15th Lieutenant Governor of Prince Edward Island
- In office October 1, 1939 – May 30, 1945
- Monarch: George VI
- Governors General: The Lord Tweedsmuir The Earl of Athlone
- Premier: Thane Campbell J. Walter Jones
- Preceded by: George Des Brisay de Blois
- Succeeded by: Joseph Alphonsus Bernard

MLA (Assemblyman) for 2nd Queens
- In office July 24, 1919 – June 26, 1923
- Preceded by: George E. Hughes
- Succeeded by: John Buntain

MLA (Councillor) for 2nd Queens
- In office June 25, 1927 – October 1, 1939
- Preceded by: Louis Jenkins
- Succeeded by: Alex W. Matheson

Personal details
- Born: February 19, 1876 Rusticoville, Prince Edward Island
- Died: December 4, 1958 (aged 82) Charlottetown, Prince Edward Island
- Party: Liberal
- Spouse: Harriet Edna Christie ​ ​(m. 1897)​
- Children: William Reuel and Hilda Ruth
- Occupation: merchant and lobster packer
- Profession: Politician
- Cabinet: Minister without Portfolio (1927–1931)(1935–1936) acting Premier (1936) acting Minister of Agriculture (1936)

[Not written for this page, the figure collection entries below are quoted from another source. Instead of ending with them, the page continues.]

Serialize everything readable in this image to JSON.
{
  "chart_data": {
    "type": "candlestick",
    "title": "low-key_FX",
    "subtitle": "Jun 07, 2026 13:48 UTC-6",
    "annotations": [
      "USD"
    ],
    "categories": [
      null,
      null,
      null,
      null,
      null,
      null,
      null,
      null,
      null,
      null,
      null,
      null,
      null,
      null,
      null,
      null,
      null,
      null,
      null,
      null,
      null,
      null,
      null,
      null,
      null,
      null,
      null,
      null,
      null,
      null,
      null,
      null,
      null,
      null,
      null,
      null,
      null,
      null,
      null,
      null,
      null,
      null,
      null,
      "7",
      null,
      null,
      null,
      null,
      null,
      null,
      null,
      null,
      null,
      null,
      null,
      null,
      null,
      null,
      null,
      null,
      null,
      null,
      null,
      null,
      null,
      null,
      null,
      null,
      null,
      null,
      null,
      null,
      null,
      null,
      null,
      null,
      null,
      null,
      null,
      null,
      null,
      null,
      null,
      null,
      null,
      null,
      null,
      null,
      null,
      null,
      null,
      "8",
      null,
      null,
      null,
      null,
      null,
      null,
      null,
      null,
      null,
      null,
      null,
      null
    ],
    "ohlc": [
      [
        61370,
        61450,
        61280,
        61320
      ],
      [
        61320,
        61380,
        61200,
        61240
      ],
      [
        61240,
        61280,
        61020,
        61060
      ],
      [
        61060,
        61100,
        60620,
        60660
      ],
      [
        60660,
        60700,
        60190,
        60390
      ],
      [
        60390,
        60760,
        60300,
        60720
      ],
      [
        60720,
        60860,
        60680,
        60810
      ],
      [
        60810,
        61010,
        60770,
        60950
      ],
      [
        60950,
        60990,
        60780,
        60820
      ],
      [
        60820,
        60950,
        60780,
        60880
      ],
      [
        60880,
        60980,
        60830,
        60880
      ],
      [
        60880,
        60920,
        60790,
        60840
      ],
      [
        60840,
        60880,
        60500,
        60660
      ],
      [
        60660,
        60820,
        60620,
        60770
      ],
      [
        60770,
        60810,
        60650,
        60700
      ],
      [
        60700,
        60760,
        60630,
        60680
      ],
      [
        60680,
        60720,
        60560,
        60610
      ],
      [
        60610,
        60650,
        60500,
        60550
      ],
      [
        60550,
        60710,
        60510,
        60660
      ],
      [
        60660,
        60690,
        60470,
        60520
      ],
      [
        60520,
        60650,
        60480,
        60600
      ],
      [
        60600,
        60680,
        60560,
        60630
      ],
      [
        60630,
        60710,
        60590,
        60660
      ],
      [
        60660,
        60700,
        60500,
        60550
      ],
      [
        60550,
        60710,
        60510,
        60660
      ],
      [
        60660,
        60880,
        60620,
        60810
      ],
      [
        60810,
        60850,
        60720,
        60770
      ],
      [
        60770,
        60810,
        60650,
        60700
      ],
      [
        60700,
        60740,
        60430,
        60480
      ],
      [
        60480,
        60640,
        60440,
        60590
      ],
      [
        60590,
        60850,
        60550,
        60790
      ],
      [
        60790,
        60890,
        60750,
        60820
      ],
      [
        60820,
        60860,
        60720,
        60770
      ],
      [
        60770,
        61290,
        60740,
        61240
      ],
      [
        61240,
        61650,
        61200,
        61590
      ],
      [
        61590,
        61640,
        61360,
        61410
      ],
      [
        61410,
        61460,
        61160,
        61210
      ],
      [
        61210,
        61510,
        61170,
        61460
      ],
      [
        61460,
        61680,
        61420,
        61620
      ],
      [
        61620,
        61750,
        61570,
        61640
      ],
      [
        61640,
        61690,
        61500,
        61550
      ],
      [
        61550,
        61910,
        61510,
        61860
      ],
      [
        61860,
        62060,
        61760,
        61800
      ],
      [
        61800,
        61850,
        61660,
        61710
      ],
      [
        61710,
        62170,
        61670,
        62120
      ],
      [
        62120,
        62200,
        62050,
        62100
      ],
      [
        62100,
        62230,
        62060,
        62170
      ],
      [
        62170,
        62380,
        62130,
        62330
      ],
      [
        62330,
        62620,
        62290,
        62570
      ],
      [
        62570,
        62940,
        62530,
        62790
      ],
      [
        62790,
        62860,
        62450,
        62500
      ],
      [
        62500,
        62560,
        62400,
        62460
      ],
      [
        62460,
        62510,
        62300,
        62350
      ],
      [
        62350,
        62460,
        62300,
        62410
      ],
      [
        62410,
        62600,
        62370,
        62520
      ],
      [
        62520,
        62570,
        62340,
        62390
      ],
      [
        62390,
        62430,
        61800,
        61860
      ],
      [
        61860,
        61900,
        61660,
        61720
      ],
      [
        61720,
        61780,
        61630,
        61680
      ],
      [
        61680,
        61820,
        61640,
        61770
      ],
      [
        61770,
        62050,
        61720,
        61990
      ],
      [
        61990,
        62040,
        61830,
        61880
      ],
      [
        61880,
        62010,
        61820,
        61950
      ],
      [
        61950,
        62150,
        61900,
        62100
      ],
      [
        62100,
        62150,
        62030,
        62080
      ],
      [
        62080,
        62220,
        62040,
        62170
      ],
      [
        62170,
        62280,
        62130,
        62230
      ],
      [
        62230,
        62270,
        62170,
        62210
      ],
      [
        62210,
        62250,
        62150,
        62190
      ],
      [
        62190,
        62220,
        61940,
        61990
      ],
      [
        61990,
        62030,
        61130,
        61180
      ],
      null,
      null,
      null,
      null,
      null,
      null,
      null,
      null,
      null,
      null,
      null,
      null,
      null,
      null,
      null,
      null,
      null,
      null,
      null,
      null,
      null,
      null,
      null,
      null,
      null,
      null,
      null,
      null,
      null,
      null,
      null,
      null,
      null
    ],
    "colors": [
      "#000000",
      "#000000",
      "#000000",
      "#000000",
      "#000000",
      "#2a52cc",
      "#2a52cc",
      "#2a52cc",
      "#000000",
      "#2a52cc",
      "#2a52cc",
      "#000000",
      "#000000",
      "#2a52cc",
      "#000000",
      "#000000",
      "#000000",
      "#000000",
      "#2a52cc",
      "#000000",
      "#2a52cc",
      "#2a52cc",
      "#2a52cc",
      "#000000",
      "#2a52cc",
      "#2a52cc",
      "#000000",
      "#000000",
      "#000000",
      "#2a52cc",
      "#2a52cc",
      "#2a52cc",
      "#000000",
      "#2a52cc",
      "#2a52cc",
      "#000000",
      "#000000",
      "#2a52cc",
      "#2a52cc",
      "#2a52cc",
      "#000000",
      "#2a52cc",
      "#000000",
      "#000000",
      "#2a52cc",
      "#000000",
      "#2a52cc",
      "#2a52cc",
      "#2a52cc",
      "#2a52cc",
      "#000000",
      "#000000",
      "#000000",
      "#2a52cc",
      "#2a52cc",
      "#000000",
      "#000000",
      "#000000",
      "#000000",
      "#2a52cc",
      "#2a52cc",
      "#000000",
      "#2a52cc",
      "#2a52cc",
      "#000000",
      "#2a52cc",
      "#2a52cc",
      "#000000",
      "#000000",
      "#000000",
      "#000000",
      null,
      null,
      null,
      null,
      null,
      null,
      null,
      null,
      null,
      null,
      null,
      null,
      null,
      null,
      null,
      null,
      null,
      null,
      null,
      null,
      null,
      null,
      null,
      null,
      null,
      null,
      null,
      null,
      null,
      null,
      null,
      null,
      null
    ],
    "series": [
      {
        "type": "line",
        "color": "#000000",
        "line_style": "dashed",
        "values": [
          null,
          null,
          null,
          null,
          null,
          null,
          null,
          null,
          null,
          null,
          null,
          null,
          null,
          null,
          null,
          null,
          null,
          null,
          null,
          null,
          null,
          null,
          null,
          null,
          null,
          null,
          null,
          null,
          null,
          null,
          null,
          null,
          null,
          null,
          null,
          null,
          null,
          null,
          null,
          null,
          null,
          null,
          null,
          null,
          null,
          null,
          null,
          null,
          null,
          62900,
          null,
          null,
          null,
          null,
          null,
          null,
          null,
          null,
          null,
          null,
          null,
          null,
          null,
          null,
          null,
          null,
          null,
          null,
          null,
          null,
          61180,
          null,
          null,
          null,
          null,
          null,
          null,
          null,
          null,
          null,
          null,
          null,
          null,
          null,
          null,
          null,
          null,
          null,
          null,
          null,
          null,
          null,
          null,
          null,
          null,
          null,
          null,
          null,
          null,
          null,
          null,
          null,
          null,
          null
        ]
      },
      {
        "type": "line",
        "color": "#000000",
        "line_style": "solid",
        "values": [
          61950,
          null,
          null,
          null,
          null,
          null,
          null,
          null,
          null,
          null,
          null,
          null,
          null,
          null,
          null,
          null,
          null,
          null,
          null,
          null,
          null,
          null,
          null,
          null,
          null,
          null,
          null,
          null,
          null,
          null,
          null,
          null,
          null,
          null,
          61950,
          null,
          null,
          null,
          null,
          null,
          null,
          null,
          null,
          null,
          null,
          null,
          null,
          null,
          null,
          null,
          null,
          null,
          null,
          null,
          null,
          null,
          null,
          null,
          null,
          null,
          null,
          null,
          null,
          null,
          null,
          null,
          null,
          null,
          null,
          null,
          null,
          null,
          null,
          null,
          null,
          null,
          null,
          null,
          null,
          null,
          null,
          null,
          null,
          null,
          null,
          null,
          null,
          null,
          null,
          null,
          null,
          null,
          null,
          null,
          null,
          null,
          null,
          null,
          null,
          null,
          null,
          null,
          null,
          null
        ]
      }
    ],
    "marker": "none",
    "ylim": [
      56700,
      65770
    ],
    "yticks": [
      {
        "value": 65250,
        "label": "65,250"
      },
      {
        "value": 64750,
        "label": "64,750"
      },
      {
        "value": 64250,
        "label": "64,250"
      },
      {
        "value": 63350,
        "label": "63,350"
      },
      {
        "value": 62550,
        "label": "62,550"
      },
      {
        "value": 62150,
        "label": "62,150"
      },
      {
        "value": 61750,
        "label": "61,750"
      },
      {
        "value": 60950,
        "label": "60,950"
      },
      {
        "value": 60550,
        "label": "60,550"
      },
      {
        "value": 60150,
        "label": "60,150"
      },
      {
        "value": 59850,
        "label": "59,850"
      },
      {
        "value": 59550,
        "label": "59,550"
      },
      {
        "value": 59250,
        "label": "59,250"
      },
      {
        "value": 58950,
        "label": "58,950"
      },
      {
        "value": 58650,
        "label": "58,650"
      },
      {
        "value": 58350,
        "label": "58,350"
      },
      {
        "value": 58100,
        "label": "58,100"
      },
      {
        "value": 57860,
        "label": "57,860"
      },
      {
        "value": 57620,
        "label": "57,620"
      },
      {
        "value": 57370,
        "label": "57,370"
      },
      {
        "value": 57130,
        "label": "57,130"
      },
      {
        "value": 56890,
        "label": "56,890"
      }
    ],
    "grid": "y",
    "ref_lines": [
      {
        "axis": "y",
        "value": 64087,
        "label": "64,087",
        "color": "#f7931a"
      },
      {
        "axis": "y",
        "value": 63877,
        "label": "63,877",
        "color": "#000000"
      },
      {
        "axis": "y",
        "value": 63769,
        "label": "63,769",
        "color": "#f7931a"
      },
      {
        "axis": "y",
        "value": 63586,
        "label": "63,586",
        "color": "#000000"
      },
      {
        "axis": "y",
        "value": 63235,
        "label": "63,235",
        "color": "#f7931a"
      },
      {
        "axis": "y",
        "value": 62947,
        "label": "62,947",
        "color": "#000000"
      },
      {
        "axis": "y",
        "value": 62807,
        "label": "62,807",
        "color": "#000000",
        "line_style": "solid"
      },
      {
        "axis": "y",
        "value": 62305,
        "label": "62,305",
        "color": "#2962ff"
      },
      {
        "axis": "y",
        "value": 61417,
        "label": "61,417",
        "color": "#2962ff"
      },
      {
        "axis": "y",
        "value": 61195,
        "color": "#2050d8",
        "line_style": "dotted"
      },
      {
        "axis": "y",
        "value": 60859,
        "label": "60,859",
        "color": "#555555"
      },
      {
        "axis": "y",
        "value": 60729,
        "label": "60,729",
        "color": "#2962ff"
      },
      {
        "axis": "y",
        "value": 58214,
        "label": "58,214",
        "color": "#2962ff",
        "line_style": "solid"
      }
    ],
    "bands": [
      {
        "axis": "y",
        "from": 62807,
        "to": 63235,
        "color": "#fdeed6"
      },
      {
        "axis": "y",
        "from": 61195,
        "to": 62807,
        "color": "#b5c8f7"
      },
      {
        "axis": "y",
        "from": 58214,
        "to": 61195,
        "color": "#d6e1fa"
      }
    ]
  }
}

= Bradford William LePage =

Canadian politician

Bradford William LePage (February 19, 1876 – December 4, 1958) was a Canadian politician and the 15th Lieutenant Governor of Prince Edward Island.

Born in Rusticoville, Prince Edward Island, LePage owned and operated a general store prior to entering politics. He and his family moved to Charlottetown after his election to the provincial legislature. LePage sold his store to his brother, Garfield LePage, and opened the Lepage Shoe Company which was operated for many years by his son, William Reuel, and his grandsons, Walter B. LePage and Don Wonnacott (Don was the last to own and operate The LePage Shoe Co.).

LePage was first elected as a member of the Liberal Party of Prince Edward Island in the district of 2nd Queens in the 1919 election. He was re-elected in the 1927, 1931, 1935, and the 1939 elections.

He was Lieutenant Governor from October 1, 1939, to May 30, 1945.

On February 24, 1897, he married Harriett Christie. They had two children, William Reuel and Hilda Ruth.